Republicans have delayed for one week a committee vote on Eric Holder Jr.'s nomination to be attorney general, giving them extra time to pore over Holder’s long record and force him to answer questions in writing about policies he would pursue at the Department of Justice.
Sen. Arlen Specter (R-Pa.), ranking GOP member of the Senate Judiciary Committee, requested the delay on behalf of the eight other GOP members. They met this morning, Specter said, and “there was a unanimous view that there has been insufficient time to question Mr. Holder.”
Under committee rules, the request for a delay was granted automatically.

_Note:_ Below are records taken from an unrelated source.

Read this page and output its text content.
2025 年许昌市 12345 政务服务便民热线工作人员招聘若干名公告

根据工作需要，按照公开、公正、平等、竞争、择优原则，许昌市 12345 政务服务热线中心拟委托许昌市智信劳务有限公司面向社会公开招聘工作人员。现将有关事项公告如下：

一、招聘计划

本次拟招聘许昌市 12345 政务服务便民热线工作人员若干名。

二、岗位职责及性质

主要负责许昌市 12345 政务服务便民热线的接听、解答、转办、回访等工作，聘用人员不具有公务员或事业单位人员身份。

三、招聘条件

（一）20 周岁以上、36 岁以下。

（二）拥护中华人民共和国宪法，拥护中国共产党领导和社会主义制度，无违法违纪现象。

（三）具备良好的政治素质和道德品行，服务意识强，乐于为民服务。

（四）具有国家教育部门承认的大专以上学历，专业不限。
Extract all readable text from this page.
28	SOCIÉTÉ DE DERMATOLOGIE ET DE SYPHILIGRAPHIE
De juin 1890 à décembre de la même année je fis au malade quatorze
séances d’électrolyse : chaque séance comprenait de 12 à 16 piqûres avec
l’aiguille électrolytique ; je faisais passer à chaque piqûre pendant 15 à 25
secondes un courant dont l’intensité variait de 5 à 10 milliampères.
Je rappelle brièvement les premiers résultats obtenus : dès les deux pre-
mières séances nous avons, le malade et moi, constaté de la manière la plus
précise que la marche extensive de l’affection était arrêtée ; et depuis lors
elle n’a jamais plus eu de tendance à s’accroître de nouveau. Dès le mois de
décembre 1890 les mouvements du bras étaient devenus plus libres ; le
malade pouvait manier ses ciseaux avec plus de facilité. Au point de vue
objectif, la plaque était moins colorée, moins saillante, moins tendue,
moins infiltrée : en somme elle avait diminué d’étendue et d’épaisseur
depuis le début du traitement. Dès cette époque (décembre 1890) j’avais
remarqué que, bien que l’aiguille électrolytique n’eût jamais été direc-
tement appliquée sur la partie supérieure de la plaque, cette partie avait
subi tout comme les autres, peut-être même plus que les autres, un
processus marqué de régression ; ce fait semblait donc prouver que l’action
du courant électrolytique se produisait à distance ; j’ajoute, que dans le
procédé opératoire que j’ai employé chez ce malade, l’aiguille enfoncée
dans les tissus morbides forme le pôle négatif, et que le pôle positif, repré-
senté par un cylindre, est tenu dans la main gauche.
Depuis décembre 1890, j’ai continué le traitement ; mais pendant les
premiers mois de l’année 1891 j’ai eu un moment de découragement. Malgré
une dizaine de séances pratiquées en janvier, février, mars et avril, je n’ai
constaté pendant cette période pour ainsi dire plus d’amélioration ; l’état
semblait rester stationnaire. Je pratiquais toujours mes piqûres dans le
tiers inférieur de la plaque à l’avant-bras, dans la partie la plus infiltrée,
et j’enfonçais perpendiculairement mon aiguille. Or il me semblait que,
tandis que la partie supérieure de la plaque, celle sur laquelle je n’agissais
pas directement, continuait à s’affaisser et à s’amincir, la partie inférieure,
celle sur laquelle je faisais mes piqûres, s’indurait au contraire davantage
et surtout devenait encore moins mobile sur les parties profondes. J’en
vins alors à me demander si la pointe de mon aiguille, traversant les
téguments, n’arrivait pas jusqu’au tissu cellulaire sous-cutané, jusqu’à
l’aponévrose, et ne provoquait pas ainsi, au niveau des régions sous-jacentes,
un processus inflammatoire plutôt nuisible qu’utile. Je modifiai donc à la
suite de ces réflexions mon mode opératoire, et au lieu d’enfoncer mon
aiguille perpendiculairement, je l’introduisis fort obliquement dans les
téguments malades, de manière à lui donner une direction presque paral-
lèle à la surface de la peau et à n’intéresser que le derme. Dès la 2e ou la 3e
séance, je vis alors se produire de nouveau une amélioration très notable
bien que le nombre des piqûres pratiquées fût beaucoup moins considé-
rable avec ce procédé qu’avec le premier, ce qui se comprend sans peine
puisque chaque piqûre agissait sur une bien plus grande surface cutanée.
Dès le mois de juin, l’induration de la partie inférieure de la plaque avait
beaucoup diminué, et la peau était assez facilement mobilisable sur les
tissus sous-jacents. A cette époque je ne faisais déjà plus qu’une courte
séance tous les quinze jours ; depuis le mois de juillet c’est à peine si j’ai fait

Holder testified Jan. 15 for more than seven hours before the committee, though several Republicans said they had to cut their questioning short. They have submitted follow-up questions in writing—in one case, 24 pages of questions, said Judiciary Chairman Patrick Leahy (D-Vt.). The committee is planning to release those questions and Holder’s answers later today, a spokeswoman says.
At a brief committee meeting this afternoon, Leahy expressed frustration at the delay. He cited the Justice Department’s growing role in national security, and he noted that Holder has been the apparent choice of President Barack Obama since mid-November.

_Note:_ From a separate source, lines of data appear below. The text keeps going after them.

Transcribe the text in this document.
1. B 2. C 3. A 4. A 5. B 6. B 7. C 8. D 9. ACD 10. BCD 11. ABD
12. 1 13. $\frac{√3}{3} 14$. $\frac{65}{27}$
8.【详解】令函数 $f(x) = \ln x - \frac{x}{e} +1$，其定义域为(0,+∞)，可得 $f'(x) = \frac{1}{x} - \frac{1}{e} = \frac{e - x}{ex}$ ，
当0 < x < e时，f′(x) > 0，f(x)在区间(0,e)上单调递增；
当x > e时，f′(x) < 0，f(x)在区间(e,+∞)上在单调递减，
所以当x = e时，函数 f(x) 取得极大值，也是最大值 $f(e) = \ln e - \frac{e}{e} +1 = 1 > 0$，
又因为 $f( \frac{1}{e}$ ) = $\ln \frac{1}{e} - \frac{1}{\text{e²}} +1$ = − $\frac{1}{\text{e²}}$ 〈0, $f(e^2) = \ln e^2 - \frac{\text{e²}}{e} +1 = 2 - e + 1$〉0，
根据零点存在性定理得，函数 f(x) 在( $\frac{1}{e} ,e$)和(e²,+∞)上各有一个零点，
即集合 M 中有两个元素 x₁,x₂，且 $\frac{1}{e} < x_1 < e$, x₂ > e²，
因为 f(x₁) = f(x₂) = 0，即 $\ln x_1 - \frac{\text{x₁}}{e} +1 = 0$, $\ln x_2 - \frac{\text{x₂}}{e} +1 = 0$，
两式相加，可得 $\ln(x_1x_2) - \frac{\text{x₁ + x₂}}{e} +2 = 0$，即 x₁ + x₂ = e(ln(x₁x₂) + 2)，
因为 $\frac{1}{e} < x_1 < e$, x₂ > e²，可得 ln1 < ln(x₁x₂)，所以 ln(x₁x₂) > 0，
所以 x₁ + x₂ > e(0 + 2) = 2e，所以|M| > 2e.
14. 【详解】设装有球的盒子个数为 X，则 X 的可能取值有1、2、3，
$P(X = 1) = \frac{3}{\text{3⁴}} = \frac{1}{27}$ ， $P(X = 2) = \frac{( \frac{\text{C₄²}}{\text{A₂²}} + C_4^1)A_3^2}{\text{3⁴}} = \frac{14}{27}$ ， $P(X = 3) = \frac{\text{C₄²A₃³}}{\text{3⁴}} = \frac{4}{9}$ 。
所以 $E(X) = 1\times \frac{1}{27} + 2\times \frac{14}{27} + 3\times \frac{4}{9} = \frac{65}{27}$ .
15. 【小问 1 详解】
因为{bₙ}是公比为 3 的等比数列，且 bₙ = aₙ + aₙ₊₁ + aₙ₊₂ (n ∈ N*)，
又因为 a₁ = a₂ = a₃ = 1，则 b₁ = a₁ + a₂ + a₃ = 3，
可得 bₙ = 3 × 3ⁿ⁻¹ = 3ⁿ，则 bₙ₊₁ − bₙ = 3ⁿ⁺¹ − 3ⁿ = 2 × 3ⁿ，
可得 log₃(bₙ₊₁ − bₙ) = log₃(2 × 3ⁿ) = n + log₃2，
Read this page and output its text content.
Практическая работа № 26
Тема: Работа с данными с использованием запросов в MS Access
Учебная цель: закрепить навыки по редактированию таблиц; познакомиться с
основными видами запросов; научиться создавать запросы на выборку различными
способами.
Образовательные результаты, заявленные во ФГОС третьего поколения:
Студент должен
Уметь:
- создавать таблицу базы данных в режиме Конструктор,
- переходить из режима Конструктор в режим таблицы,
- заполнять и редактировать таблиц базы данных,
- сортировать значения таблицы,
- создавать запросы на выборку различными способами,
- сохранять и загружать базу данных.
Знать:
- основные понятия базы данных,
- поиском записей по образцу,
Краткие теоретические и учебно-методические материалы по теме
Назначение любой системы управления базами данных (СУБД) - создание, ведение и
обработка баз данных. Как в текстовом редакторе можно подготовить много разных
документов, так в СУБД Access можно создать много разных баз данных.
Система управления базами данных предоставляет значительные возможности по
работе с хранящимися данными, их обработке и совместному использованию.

“We’ve had the opportunity for two months to consider his record. Two months!” Leahy said.
Specter responded that Sen. Ted Kennedy (D-Mass.) questioned Alberto Gonzales, then the nominee to be attorney general, for almost an hour—longer than any senator has had to question Holder. He also said Kennedy requested one-week delays for Gonzales and John Ashcroft when they were nominees.
“There are many questions that I have not had a chance to ask Mr. Holder,” Specter said.
Asked by reporters what questions he is asking Holder, Specter said he wants to know more about Holder’s views on national security, on detainee policies, and on investigating corporate fraud. He also said that former Bush adviser Frances Townsend disclosed in written testimony that she called Holder on the morning of Jan. 20, 2001, about a possible pardon for fugitive commodities trader Marc Rich—what Specter described as a previously undisclosed conversation.
Holder and Specter are scheduled to meet privately Thursday.